Bull Shoals Lake and the White River below its dam, are synonymous with fishing in Arkansas. The U.S. Army Corps of Engineers project, located in north central Arkansas on the Missouri-Arkansas state line, enjoys a wide reputation for lunker bass fishing along with its twin, Lake Norfork, just to the east. Bull Shoals Dam, completed by the U.S. Army Corps of Engineers in 1951, is the fifth largest concrete dam in the United States. Including the portion located in Missouri, the lake totals some 45,500 surface acres. Almost 1,000 miles of rugged shoreline is open to visitors and 60,000 acres of public land provide a variety of opportunities.
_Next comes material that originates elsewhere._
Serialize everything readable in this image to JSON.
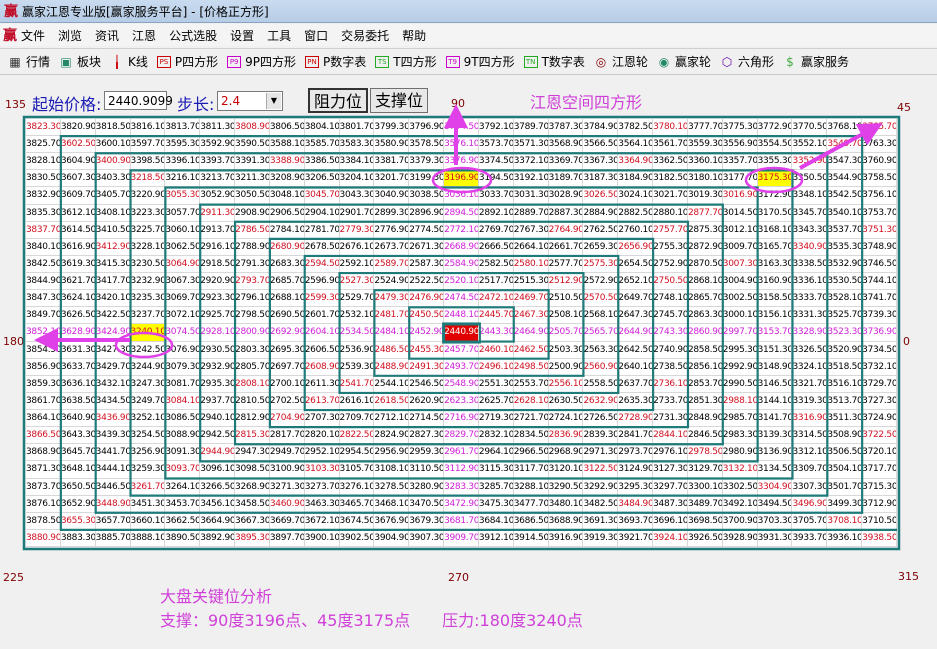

Over 20 parks developed through the cooperative efforts of local, state and federal agencies are located on the lakeshore. Commercial docks on the lake have boats, motors and guides for hire. Scrappy largemouth bass, spotted bass and white bass abound in the lake, along with crappie, channel cat, bream and walleye.
Bassmaster’s 100 Best Bass Lakes will be published in an 11-page section of the July/August issue of Bassmaster Magazine. The complete rankings will also be featured on Bassmaster.com.